What is Ritalin?
Ritalin (methylphenidate) is a central nervous system stimulant.
It affects chemicals in the brain and nerves that contribute to hyperactivity and impulse control.
Ritalin is used to treat attention deficit disorder (ADD),
attention deficit hyperactivity disorder (ADHD), and narcolepsy.
Ritalin may also be used for purposes not listed in this medication guide.
You should not use Ritalin if you have glaucoma, tics or Tourette’s syndrome,
or severe anxiety, tension, or agitation.
Methylphenidate may be habit-forming, and this medicine is a drug of abuse.
Tell your doctor if you have had problems with drug or alcohol abuse.
Stimulants have caused stroke, heart attack,
and sudden death in people with high blood pressure, heart disease, or a heart defect.

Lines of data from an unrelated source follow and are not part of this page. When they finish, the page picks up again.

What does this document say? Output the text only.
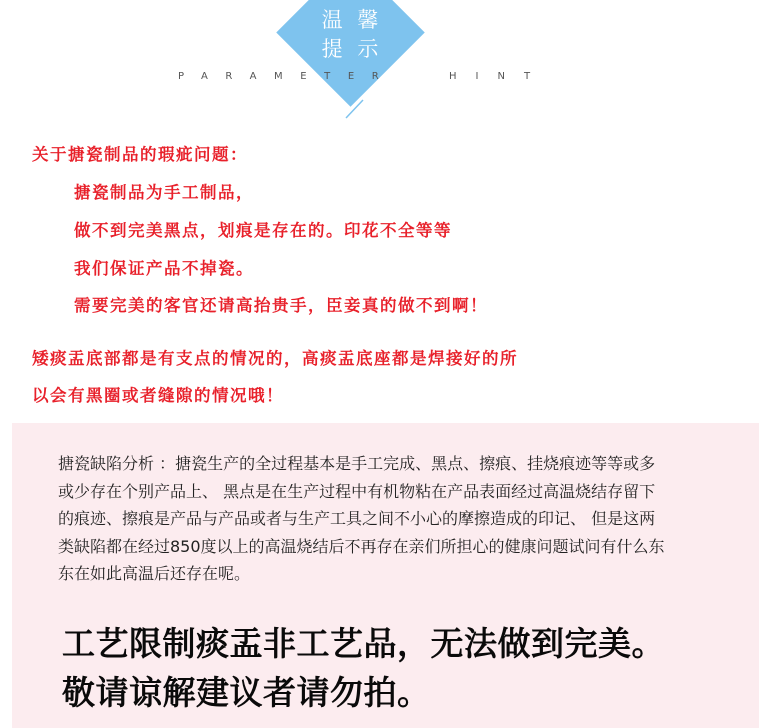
温 馨
提 示
PARAMETER	HINT
关于搪瓷制品的瑕疵问题：
搪瓷制品为手工制品，
做不到完美黑点，划痕是存在的。印花不全等等
我们保证产品不掉瓷。
需要完美的客官还请高抬贵手，臣妾真的做不到啊！
矮痰盂底部都是有支点的情况的，高痰盂底座都是焊接好的所
以会有黑圈或者缝隙的情况哦！
搪瓷缺陷分析 ：搪瓷生产的全过程基本是手工完成、黑点、擦痕、挂烧痕迹等等或多
或少存在个别产品上、 黑点是在生产过程中有机物粘在产品表面经过高温烧结存留下
的痕迹、擦痕是产品与产品或者与生产工具之间不小心的摩擦造成的印记、 但是这两
类缺陷都在经过850度以上的高温烧结后不再存在亲们所担心的健康问题试问有什么东
东在如此高温后还存在呢。
工艺限制痰盂非工艺品，无法做到完美。
敬请谅解建议者请勿拍。
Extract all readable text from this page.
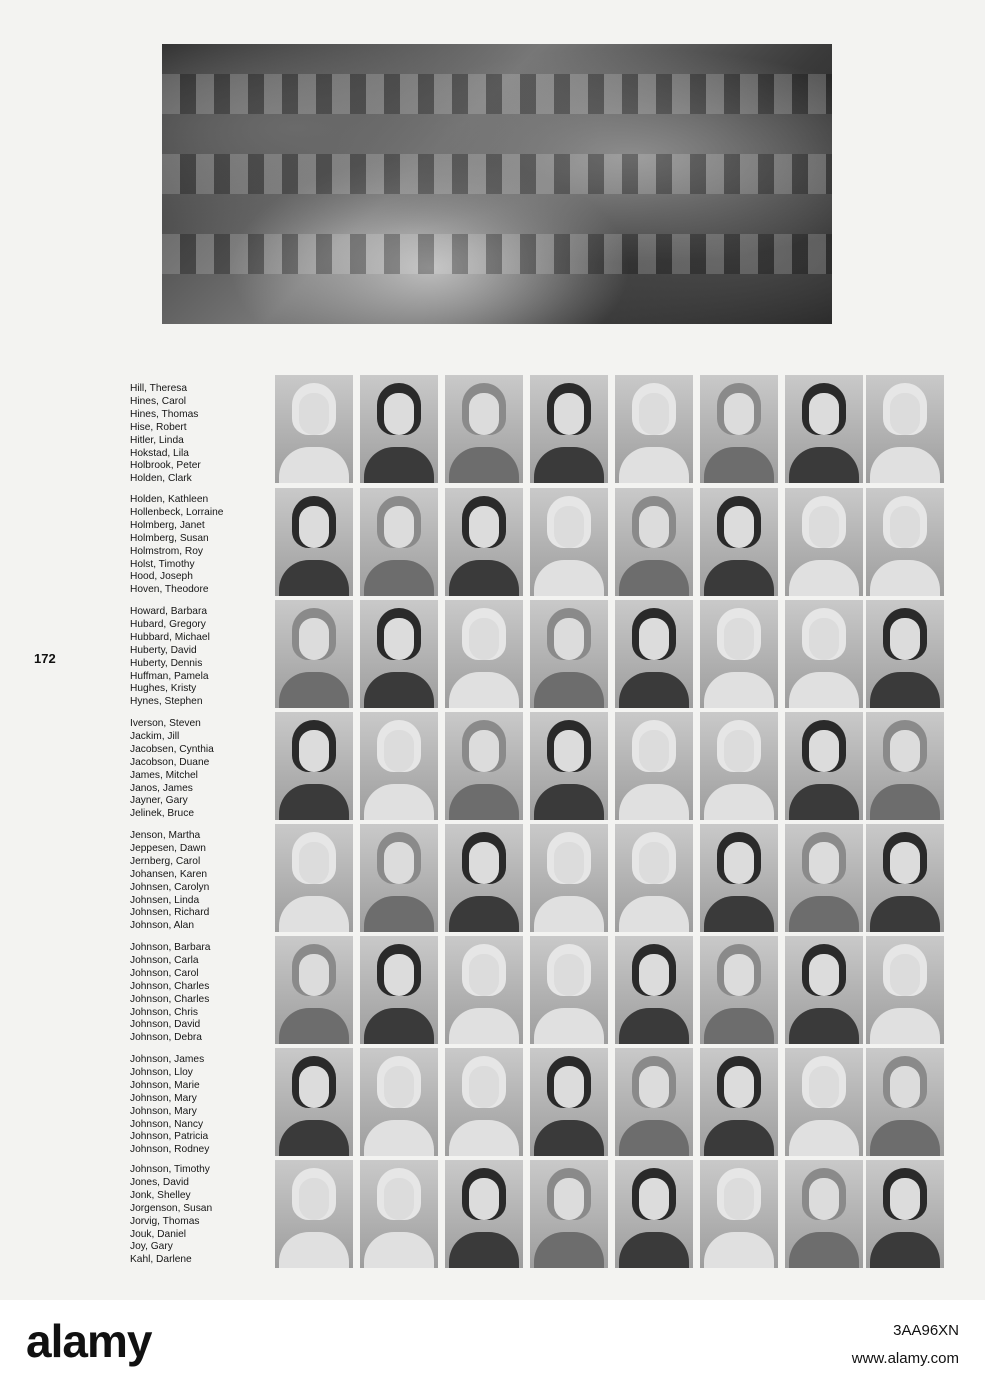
172
Hill, Theresa
Hines, Carol
Hines, Thomas
Hise, Robert
Hitler, Linda
Hokstad, Lila
Holbrook, Peter
Holden, Clark
Holden, Kathleen
Hollenbeck, Lorraine
Holmberg, Janet
Holmberg, Susan
Holmstrom, Roy
Holst, Timothy
Hood, Joseph
Hoven, Theodore
Howard, Barbara
Hubard, Gregory
Hubbard, Michael
Huberty, David
Huberty, Dennis
Huffman, Pamela
Hughes, Kristy
Hynes, Stephen
Iverson, Steven
Jackim, Jill
Jacobsen, Cynthia
Jacobson, Duane
James, Mitchel
Janos, James
Jayner, Gary
Jelinek, Bruce
Jenson, Martha
Jeppesen, Dawn
Jernberg, Carol
Johansen, Karen
Johnsen, Carolyn
Johnsen, Linda
Johnsen, Richard
Johnson, Alan
Johnson, Barbara
Johnson, Carla
Johnson, Carol
Johnson, Charles
Johnson, Charles
Johnson, Chris
Johnson, David
Johnson, Debra
Johnson, James
Johnson, Lloy
Johnson, Marie
Johnson, Mary
Johnson, Mary
Johnson, Nancy
Johnson, Patricia
Johnson, Rodney
Johnson, Timothy
Jones, David
Jonk, Shelley
Jorgenson, Susan
Jorvig, Thomas
Jouk, Daniel
Joy, Gary
Kahl, Darlene
alamy	3AA96XN
www.alamy.com
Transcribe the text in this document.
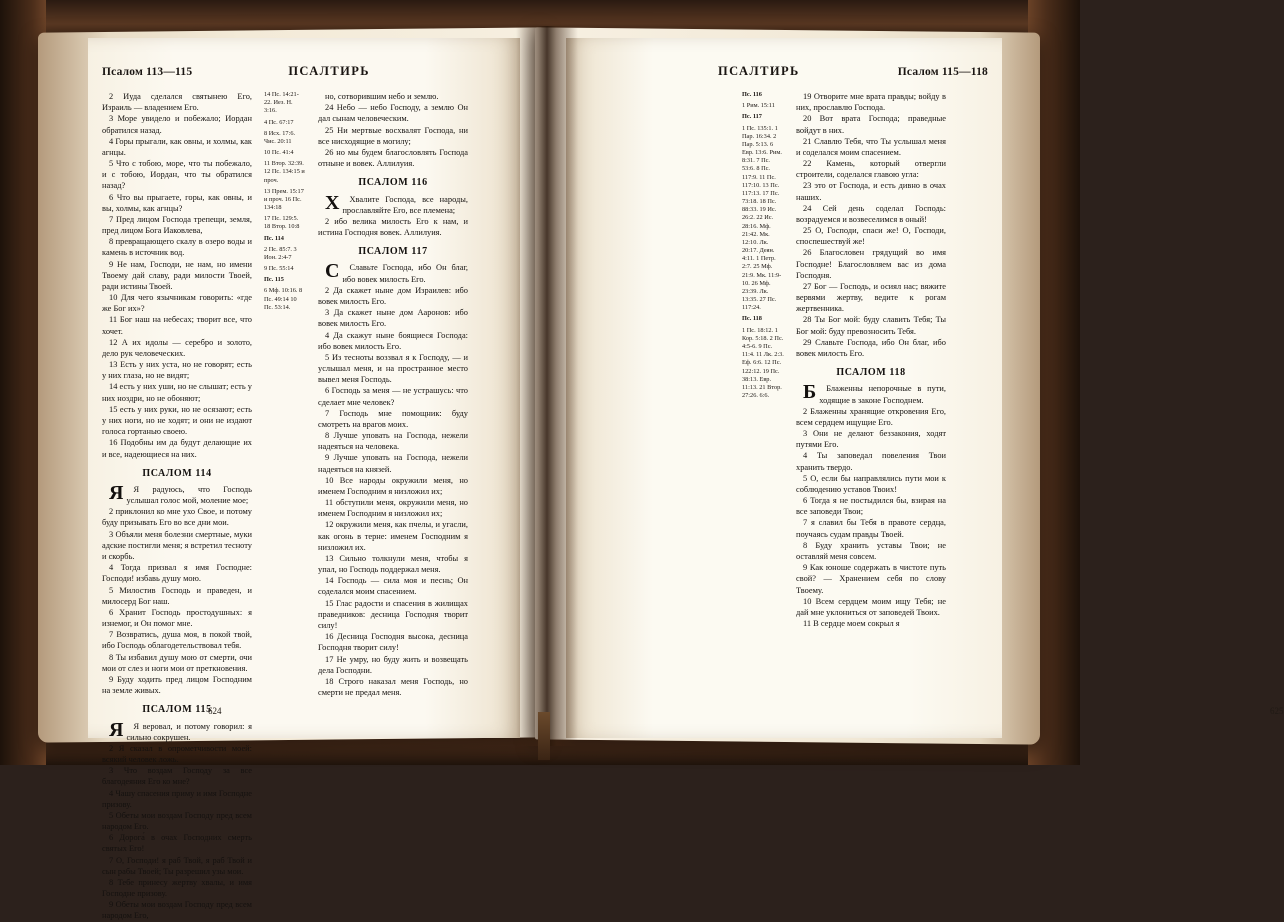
Псалом 113—115	ПСАЛТИРЬ

2 Иуда сделался святынею Его, Израиль — владением Его.

3 Море увидело и побежало; Иордан обратился назад.

4 Горы прыгали, как овны, и холмы, как агнцы.

5 Что с тобою, море, что ты побежало, и с тобою, Иордан, что ты обратился назад?

6 Что вы прыгаете, горы, как овны, и вы, холмы, как агнцы?

7 Пред лицом Господа трепещи, земля, пред лицом Бога Иаковлева,

8 превращающего скалу в озеро воды и камень в источник вод.

9 Не нам, Господи, не нам, но имени Твоему дай славу, ради милости Твоей, ради истины Твоей.

10 Для чего язычникам говорить: «где же Бог их»?

11 Бог наш на небесах; творит все, что хочет.

12 А их идолы — серебро и золото, дело рук человеческих.

13 Есть у них уста, но не говорят; есть у них глаза, но не видят;

14 есть у них уши, но не слышат; есть у них ноздри, но не обоняют;

15 есть у них руки, но не осязают; есть у них ноги, но не ходят; и они не издают голоса гортанью своею.

16 Подобны им да будут делающие их и все, надеющиеся на них.

ПСАЛОМ 114

Я Я радуюсь, что Господь услышал голос мой, моление мое;

2 приклонил ко мне ухо Свое, и потому буду призывать Его во все дни мои.

3 Объяли меня болезни смертные, муки адские постигли меня; я встретил тесноту и скорбь.

4 Тогда призвал я имя Господне: Господи! избавь душу мою.

5 Милостив Господь и праведен, и милосерд Бог наш.

6 Хранит Господь простодушных: я изнемог, и Он помог мне.

7 Возвратись, душа моя, в покой твой, ибо Господь облагодетельствовал тебя.

8 Ты избавил душу мою от смерти, очи мои от слез и ноги мои от преткновения.

9 Буду ходить пред лицом Господним на земле живых.

ПСАЛОМ 115

Я Я веровал, и потому говорил: я сильно сокрушен.

2 Я сказал в опрометчивости моей: всякий человек ложь.

3 Что воздам Господу за все благодеяния Его ко мне?

4 Чашу спасения приму и имя Господне призову.

5 Обеты мои воздам Господу пред всем народом Его.

6 Дорога́ в очах Господних смерть святых Его!

7 О, Господи! я раб Твой, я раб Твой и сын рабы Твоей; Ты разрешил узы мои.

8 Тебе принесу жертву хвалы, и имя Господне призову.

9 Обеты мои воздам Господу пред всем народом Его,

14 Пс. 14:21-22. Иез. Н. 3:16.
4 Пс. 67:17
8 Исх. 17:6. Чис. 20:11
10 Пс. 41:4
11 Втор. 32:39. 12 Пс. 134:15 и проч.
13 Прем. 15:17 и проч. 16 Пс. 134:18
17 Пс. 129:5. 18 Втор. 10:8
Пс. 114
2 Пс. 85:7. 3 Ион. 2:4-7
9 Пс. 55:14
Пс. 115
6 Мф. 10:16. 8 Пс. 49:14 10 Пс. 53:14.

но, сотворившим небо и землю.

24 Небо — небо Господу, а землю Он дал сынам человеческим.

25 Ни мертвые восхвалят Господа, ни все нисходящие в могилу;

26 но мы будем благословлять Господа отныне и вовек. Аллилуия.

ПСАЛОМ 116

Х Хвалите Господа, все народы, прославляйте Его, все племена;

2 ибо велика милость Его к нам, и истина Господня вовек. Аллилуия.

ПСАЛОМ 117

С Славьте Господа, ибо Он благ, ибо вовек милость Его.

2 Да скажет ныне дом Израилев: ибо вовек милость Его.

3 Да скажет ныне дом Ааронов: ибо вовек милость Его.

4 Да скажут ныне боящиеся Господа: ибо вовек милость Его.

5 Из тесноты воззвал я к Господу, — и услышал меня, и на пространное место вывел меня Господь.

6 Господь за меня — не устрашусь: что сделает мне человек?

7 Господь мне помощник: буду смотреть на врагов моих.

8 Лучше уповать на Господа, нежели надеяться на человека.

9 Лучше уповать на Господа, нежели надеяться на князей.

10 Все народы окружили меня, но именем Господним я низложил их;

11 обступили меня, окружили меня, но именем Господним я низложил их;

12 окружили меня, как пчелы, и угасли, как огонь в терне: именем Господним я низложил их.

13 Сильно толкнули меня, чтобы я упал, но Господь поддержал меня.

14 Господь — сила моя и песнь; Он соделался моим спасением.

15 Глас радости и спасения в жилищах праведников: десница Господня творит силу!

16 Десница Господня высока, десница Господня творит силу!

17 Не умру, но буду жить и возвещать дела Господни.

18 Строго наказал меня Господь, но смерти не предал меня.

624
ПСАЛТИРЬ	Псалом 115—118
Пс. 116
1 Рим. 15:11
Пс. 117
1 Пс. 135:1. 1 Пар. 16:34. 2 Пар. 5:13. 6 Евр. 13:6. Рим. 8:31. 7 Пс. 53:6. 8 Пс. 117:9. 11 Пс. 117:10. 13 Пс. 117:13. 17 Пс. 73:18. 18 Пс. 88:33. 19 Ис. 26:2. 22 Ис. 28:16. Мф. 21:42. Мк. 12:10. Лк. 20:17. Деян. 4:11. 1 Петр. 2:7. 25 Мф. 21:9. Мк. 11:9-10. 26 Мф. 23:39. Лк. 13:35. 27 Пс. 117:24.
Пс. 118
1 Пс. 18:12. 1 Кор. 5:18. 2 Пс. 4:5-6. 9 Пс. 11:4. 11 Лк. 2:3. Еф. 6:6. 12 Пс. 122:12. 19 Пс. 38:13. Евр. 11:13. 21 Втор. 27:26. 6:6.

19 Отворите мне врата правды; войду в них, прославлю Господа.

20 Вот врата Господа; праведные войдут в них.

21 Славлю Тебя, что Ты услышал меня и соделался моим спасением.

22 Камень, который отвергли строители, соделался главою угла:

23 это от Господа, и есть дивно в очах наших.

24 Сей день соделал Господь: возрадуемся и возвеселимся в оный!

25 О, Господи, спаси же! О, Господи, споспешествуй же!

26 Благословен грядущий во имя Господне! Благословляем вас из дома Господня.

27 Бог — Господь, и осиял нас; вяжите вервями жертву, ведите к рогам жертвенника.

28 Ты Бог мой: буду славить Тебя; Ты Бог мой: буду превозносить Тебя.

29 Славьте Господа, ибо Он благ, ибо вовек милость Его.

ПСАЛОМ 118

Б Блаженны непорочные в пути, ходящие в законе Господнем.

2 Блаженны хранящие откровения Его, всем сердцем ищущие Его.

3 Они не делают беззакония, ходят путями Его.

4 Ты заповедал повеления Твои хранить твердо.

5 О, если бы направлялись пути мои к соблюдению уставов Твоих!

6 Тогда я не постыдился бы, взирая на все заповеди Твои;

7 я славил бы Тебя в правоте сердца, поучаясь судам правды Твоей.

8 Буду хранить уставы Твои; не оставляй меня совсем.

9 Как юноше содержать в чистоте путь свой? — Хранением себя по слову Твоему.

10 Всем сердцем моим ищу Тебя; не дай мне уклониться от заповедей Твоих.

11 В сердце моем сокрыл я

625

Methylphenidate may cause new or worsening psychosis
(unusual thoughts or behavior), especially if you have a history of depression,
mental illness, or bipolar disorder.
You may have blood circulation problems that can cause numbness, pain,
or discoloration in your fingers or toes.
Before taking this medicine
Do not use Ritalin if you have used an MAO inhibitor in the past 14 days.
A dangerous drug interaction could occur.
MAO inhibitors include isocarboxazid, linezolid, methylene blue injection, phenelzine,
rasagiline, selegiline, tranylcypromine, and others.